Was KI-Systeme können |
Christina Hohmann-Jeddi |
07.02.2024 18:00 Uhr |
Ein weiteres Vertrauensproblem: Viele KI-Systeme seien Blackboxes – sie erklärten und begründeten ihre Entscheidungen nicht, heißt es in dem Übersichtsartikel. Ärzte würden die Entscheidungen aber gerne nachvollziehen können. Abhilfe kann hier die sogenannte erklärbare KI (explainable AI, XAI) schaffen, die verständlich macht, wie die Systeme zu ihrer Entscheidung kommen.
Bei einem Besuch am Deutschen Krebsforschungszentrum demonstriert Titus Brinker Gesundheitsminister Professor Karl Lauterbach (SPD) das KI-Dermatoskop. / Foto: DKFZ/Uwe Anspach
Ein entsprechendes KI-basiertes Unterstützungssystem für die Hautkrebsdiagnostik entwickelten Wissenschaftler im Deutschen Krebsforschungszentrum (DKFZ). Die Arbeitsgruppe um Dr. Titus Brinker stellte es vor Kurzem im Fachjournal »Nature« vor (2024, DOI: 10.1038/s41467-023-43095-4). Das System verwendet etablierte Diagnosemerkmale, die sich auf bestimmte Bereiche der verdächtigen Läsionen beziehen. Wie gut es funktioniert und wie sehr die Ärzteschaft ihm vertraut, testete das Team um Tirtha Chanda in einer Studie mit mehr als 100 Dermatologen aus 33 verschiedenen Ländern.
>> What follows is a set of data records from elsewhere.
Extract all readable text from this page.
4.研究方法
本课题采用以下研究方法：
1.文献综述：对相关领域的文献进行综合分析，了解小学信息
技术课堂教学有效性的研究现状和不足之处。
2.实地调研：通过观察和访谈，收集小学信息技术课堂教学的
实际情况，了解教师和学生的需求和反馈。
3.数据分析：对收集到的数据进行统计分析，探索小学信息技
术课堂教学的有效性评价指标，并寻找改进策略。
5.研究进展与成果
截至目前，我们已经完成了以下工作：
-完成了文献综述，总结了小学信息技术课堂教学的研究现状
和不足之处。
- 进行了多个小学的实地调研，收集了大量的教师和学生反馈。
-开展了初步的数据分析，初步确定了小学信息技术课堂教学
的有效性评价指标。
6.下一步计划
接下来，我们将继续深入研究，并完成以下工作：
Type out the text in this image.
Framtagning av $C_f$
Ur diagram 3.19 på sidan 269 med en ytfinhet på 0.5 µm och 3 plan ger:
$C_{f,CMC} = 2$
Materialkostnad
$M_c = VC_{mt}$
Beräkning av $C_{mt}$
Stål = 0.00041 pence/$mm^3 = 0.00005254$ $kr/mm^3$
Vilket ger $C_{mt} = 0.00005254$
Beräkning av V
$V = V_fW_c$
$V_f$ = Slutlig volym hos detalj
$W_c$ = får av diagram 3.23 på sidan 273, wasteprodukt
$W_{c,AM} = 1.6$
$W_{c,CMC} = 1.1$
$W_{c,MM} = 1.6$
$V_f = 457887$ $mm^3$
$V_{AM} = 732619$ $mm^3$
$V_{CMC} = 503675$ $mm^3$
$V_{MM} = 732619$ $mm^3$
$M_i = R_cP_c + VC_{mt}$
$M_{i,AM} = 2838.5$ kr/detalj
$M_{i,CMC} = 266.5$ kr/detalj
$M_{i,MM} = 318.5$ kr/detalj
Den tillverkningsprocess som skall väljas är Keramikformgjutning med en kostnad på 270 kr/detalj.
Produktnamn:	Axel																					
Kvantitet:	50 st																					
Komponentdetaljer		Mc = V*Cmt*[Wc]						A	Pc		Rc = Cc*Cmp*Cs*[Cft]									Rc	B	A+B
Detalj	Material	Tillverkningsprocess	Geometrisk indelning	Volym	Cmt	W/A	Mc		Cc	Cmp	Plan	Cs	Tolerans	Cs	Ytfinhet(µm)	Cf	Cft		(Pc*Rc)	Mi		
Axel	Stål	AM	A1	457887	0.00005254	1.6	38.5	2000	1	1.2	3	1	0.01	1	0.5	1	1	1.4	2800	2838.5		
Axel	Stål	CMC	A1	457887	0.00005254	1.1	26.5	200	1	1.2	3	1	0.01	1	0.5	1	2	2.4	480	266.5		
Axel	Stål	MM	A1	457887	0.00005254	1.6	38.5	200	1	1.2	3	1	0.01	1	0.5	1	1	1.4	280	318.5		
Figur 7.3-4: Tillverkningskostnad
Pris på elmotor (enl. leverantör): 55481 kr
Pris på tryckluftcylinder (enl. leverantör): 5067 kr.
Die Ärzte diagnostizierten eine Reihe von digitalisierten Aufnahmen verschiedener Läsionen dreimal – einmal auf der Basis ihrer Erfahrung, einmal mit Unterstützung eines herkömmlichen KI-Systems und dann mithilfe der XAI. Die diagnostische Genauigkeit bei der Erkennung von Melanomen erhöhte sich durch die Nutzung eines KI-Systems und sie konnte durch den Einsatz der XAI nicht weiter gesteigert werden. Was sich aber veränderte, war das Vertrauen der Dermatologen in die eigene Entscheidung: Dieses verbesserte sich durch das KI-System und dieser Effekt konnte durch das XAI-Systems noch einmal deutlich verstärkt werden. Solche XAI-Systeme könnten in Zukunft die »Zusammenarbeit« von Ärzten und KI verbessern und die Transparenz erhöhen, folgern die Autoren.
Für die Zukunft ist aber nicht nur angedacht, dass die KI-Systeme verständlicher werden, sondern auch umfassender. Die bisher verfügbaren KI-Programme in der Medizin sind auf einzelne begrenzte Interpretations- oder Analyseaufgaben spezialisiert und benötigen hierfür speziell aufbereitete Daten. Die nächste Generation soll dagegen eine Fülle von Daten – Bilder, Laborwerte, Messungen von Wearables wie Smartwatches, Patientenakten und gesprochenes Wort – auswerten können und damit unterschiedliche Aufgaben erfüllen können. So sollen sie nicht nur medizinische Aufnahmen auswerten, sondern auch Diagnosen stellen, Therapien vorschlagen und Berichte schreiben können. Diese Vorstellung einer »generalisierten medizinischen KI« stellten Forschende der Stanford University um Dr. Michael Moor und Rajpurkar 2023 im Fachjournal »Nature« vor (DOI: 10.1038/s41586-023-05881-4).
Hierfür müssten sogenannte Grundmodelle ähnlich wie ChatGPT-3 auf umfangreichen, vielfältigen medizinischen Datensätzen trainiert werden, um zahlreiche Aufgaben bearbeiten und auch neue, ihnen unbekannte Aufgaben lernen zu können. Erste Ansätze hierzu gebe es bereits, heißt es in der Publikation. Schwierigkeiten bestünden dabei aber im Zugang zu den notwendigen großen Datenmengen und den hohen Kosten für das Training. Zudem seien der Datenschutz und die Verlässlichkeit der Systeme problematisch.
Letzteres sei das größte Problem, machen die Autoren um Moor in einer Pressemitteilung der Stanford University deutlich. Woher solle man wissen, dass das Modell richtigliegt und sich nicht etwas ausdenkt, fragen die Autoren und spielen dabei auf ein von Chat-GPT bekanntes Problem mit der Wahrheit an. Diese Vorstellungen von medizinischen Grundmodellen werden also noch eine Weile Zukunftsmusik bleiben.